Par ailleurs, les ministres alertent sur les risques qui pèsent sur la campagne agricole en cours et se préoccupent de la chute des cours des produits d’exportation de l’Union notamment le coton, tout comme les difficultés de circulation de certains produits des filières anacarde, bétail-viande et légumières.

Le Sénégal se retrouve avec 12% des personnes touchées
Pour prendre en charge toutes ces préoccupations et menaces, il est recommandé aux membres de l’Uemoa d’accélérer la mise en œuvre des plans de réponses et d’assistance alimentaire, inconditionnelle, de protection des moyens d’existence, de réduction de la malnutrition aiguë en faveur des populations en insécurité alimentaire (6 526 102 personnes) principalement concentrées au Burkina Faso (33%), au Niger (31%), au Mali (21%) et au Sénégal (12%). Ils ont convenu d’activer rapidement les mécanismes bilatéraux de coopération afin de faciliter le retour, dans leurs territoires d’origine, des animaux transhumants bloqués aux frontières. «Engager des actions immédiates pour soutenir le déroulement de la campagne agricole 2020- 2021 en cours dans les pays côtiers et qui démarre dans la Zone sahélienne», note-t-on au titre des recommandations.

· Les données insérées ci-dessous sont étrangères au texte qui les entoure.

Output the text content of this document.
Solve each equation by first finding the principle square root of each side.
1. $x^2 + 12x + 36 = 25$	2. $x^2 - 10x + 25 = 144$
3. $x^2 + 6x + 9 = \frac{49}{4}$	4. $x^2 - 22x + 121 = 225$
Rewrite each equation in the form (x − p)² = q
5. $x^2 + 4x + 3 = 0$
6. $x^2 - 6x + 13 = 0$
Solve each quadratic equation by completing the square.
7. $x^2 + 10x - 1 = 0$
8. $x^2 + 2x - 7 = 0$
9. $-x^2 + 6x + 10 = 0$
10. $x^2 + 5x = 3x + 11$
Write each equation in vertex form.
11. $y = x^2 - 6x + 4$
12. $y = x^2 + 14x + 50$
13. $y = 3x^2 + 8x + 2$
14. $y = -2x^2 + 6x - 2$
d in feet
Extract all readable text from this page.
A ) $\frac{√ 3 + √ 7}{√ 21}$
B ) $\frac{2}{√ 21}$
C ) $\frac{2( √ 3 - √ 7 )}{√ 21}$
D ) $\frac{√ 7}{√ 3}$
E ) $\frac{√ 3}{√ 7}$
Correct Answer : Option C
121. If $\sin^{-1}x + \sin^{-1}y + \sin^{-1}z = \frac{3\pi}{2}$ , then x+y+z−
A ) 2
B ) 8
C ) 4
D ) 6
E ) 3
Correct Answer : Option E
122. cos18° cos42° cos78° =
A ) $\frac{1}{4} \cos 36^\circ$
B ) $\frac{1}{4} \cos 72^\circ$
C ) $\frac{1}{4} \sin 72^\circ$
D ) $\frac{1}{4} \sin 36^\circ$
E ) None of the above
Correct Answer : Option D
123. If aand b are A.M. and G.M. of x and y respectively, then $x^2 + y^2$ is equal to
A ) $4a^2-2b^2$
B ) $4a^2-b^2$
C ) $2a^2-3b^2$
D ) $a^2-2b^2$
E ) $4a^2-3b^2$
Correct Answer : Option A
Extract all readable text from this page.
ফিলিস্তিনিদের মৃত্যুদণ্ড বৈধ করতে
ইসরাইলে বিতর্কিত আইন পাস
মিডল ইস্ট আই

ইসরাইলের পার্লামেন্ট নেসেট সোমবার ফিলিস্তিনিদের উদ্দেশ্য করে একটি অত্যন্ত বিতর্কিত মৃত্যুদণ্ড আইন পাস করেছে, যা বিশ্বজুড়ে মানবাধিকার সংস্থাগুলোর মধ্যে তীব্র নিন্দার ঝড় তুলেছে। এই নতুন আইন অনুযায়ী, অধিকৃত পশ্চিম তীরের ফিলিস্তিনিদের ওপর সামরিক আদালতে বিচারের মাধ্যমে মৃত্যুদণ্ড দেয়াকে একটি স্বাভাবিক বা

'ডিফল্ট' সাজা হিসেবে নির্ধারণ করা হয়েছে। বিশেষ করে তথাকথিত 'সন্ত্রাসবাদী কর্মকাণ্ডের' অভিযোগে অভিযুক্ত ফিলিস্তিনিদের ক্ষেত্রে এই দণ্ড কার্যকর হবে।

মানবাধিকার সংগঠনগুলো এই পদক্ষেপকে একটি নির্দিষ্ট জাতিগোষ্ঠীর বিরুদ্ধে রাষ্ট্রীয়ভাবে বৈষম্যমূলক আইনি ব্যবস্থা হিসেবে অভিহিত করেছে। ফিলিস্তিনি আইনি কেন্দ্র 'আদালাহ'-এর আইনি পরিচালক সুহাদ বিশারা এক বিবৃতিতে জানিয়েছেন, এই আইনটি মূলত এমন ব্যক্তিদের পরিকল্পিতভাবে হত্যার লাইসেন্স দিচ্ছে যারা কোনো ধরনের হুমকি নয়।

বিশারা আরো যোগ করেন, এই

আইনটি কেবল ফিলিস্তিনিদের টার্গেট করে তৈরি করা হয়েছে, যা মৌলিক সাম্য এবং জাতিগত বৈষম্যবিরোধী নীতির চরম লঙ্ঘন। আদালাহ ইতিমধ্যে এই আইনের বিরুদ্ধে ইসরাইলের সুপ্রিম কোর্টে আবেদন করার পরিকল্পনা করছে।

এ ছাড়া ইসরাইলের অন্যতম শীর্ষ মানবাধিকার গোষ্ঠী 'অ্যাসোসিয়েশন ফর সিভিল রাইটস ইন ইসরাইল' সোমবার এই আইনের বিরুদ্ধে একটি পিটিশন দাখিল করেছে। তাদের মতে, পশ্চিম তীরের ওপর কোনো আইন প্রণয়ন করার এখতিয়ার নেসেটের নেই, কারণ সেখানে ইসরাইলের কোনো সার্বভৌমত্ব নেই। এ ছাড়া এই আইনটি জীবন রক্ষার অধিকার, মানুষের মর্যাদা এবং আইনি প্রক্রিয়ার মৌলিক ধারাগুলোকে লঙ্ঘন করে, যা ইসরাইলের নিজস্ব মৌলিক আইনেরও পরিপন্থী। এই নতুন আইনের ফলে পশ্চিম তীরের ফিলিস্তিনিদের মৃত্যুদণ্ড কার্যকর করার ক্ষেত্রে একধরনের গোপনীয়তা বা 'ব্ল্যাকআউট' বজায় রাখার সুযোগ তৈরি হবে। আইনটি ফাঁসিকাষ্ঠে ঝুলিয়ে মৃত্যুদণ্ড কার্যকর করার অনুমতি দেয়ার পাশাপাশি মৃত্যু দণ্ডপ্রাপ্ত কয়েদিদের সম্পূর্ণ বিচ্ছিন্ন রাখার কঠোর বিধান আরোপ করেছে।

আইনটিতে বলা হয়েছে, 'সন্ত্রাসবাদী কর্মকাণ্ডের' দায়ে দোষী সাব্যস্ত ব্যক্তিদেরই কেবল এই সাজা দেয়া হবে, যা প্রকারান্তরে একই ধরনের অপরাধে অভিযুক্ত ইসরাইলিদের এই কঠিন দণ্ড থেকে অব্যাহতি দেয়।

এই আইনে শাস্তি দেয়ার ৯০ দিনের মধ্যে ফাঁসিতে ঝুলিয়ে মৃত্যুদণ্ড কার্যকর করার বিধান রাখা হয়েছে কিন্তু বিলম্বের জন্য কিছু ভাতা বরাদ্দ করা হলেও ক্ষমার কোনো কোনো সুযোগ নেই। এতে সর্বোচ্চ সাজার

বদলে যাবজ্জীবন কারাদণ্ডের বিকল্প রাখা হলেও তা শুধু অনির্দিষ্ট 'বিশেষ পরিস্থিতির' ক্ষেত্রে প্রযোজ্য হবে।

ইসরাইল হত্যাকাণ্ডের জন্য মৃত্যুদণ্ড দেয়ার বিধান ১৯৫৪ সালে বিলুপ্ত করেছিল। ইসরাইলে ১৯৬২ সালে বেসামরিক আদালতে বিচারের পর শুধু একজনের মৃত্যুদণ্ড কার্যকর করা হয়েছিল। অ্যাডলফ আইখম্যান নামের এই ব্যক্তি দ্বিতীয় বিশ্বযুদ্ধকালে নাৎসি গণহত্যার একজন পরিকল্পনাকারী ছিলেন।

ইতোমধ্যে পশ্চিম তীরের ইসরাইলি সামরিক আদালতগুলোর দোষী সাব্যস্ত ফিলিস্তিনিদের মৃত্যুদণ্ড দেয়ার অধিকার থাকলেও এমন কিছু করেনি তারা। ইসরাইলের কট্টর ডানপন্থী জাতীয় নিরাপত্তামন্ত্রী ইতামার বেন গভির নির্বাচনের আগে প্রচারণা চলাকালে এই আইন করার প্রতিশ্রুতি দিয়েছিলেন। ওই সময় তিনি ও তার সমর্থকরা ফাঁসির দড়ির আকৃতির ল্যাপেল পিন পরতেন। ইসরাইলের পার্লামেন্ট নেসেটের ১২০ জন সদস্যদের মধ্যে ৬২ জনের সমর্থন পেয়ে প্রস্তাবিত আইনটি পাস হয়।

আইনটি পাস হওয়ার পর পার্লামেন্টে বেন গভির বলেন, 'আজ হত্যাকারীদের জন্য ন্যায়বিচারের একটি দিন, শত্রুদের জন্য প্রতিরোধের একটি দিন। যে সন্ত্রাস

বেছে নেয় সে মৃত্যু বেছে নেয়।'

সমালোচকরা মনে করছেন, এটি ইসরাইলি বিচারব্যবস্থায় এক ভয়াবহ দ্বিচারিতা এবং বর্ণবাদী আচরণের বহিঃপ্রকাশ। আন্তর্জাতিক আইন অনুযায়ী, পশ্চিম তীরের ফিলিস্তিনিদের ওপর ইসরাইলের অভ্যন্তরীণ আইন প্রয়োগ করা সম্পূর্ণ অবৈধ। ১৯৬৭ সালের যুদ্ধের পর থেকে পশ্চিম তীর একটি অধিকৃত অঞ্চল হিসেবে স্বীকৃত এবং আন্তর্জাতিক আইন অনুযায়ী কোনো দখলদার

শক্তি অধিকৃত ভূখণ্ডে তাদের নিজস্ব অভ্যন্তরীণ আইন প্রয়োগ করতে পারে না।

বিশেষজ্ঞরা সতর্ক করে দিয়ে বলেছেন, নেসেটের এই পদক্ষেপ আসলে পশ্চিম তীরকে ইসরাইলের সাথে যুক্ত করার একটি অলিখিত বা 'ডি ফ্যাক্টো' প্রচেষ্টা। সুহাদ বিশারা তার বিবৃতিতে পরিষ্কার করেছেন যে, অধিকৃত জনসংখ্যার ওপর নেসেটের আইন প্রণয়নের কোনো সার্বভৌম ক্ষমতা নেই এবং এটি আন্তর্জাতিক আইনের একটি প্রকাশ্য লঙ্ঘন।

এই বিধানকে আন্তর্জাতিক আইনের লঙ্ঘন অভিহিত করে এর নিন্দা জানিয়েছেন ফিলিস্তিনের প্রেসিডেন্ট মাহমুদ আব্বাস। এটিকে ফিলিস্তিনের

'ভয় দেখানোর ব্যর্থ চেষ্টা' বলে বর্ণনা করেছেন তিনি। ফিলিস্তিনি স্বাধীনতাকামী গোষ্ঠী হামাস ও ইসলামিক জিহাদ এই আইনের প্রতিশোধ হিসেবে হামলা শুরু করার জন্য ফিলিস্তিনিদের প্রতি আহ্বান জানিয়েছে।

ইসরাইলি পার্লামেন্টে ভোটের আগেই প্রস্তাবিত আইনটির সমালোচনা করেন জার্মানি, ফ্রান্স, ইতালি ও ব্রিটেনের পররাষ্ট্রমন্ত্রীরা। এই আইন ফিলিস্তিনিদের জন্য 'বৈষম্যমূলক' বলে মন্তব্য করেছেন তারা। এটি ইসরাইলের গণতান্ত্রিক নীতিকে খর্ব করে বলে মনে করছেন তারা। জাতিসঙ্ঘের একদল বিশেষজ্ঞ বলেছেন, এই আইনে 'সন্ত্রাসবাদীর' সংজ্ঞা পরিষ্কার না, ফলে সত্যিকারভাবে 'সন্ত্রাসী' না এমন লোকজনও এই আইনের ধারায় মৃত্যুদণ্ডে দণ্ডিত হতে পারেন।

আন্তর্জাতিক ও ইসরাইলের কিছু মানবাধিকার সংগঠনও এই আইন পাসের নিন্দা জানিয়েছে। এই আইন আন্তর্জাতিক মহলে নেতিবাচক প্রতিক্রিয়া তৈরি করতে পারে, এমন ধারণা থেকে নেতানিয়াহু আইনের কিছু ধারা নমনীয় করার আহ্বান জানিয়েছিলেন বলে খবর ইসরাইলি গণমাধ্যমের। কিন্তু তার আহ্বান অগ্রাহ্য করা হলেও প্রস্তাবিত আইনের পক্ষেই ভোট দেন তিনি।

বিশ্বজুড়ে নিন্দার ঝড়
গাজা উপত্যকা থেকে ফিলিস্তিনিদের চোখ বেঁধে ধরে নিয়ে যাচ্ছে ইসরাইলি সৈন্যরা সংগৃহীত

A l’Uemoa, les ministres ont souhaité le soutien des Etats membres dans la mise en œuvre de leurs plans de réponse à la crise alimentaire et nutritionnelle mais aussi de mener le plaidoyer en faveur de la préservation et du renforcement de la libre circulation transfrontalière des produits alimentaires, du bétail de commerce et des intrants agricoles.

Niveau de récoltes satisfaisant en 2019
La Banque africaine de développement (Bad) est sollicitée pour appuyer le financement des projets soumis par les Etats, élaborés sous la supervision de la Commission de l’Uemoa, dans le cadre de la promotion des filières prioritaires (riz, maïs, coton, bétail-viande, aviculture, pêche).
La réunion des experts a permis de noter le niveau de récoltes globalement satisfaisant de la situation agricole 2019-2020, avec une production totale, pour la zone Uemoa, de 30,63 millions de tonnes de céréales et 26 millions de tonnes de tubercules. «Toutes ces productions enregistrent des hausses, comparées à la moyenne des 5 dernières années», se sont félicités les ministres.
S’agissant de la production halieutique, elle se situe autour de 880 000 tonnes et couvre 53% des besoins minimums en poisson.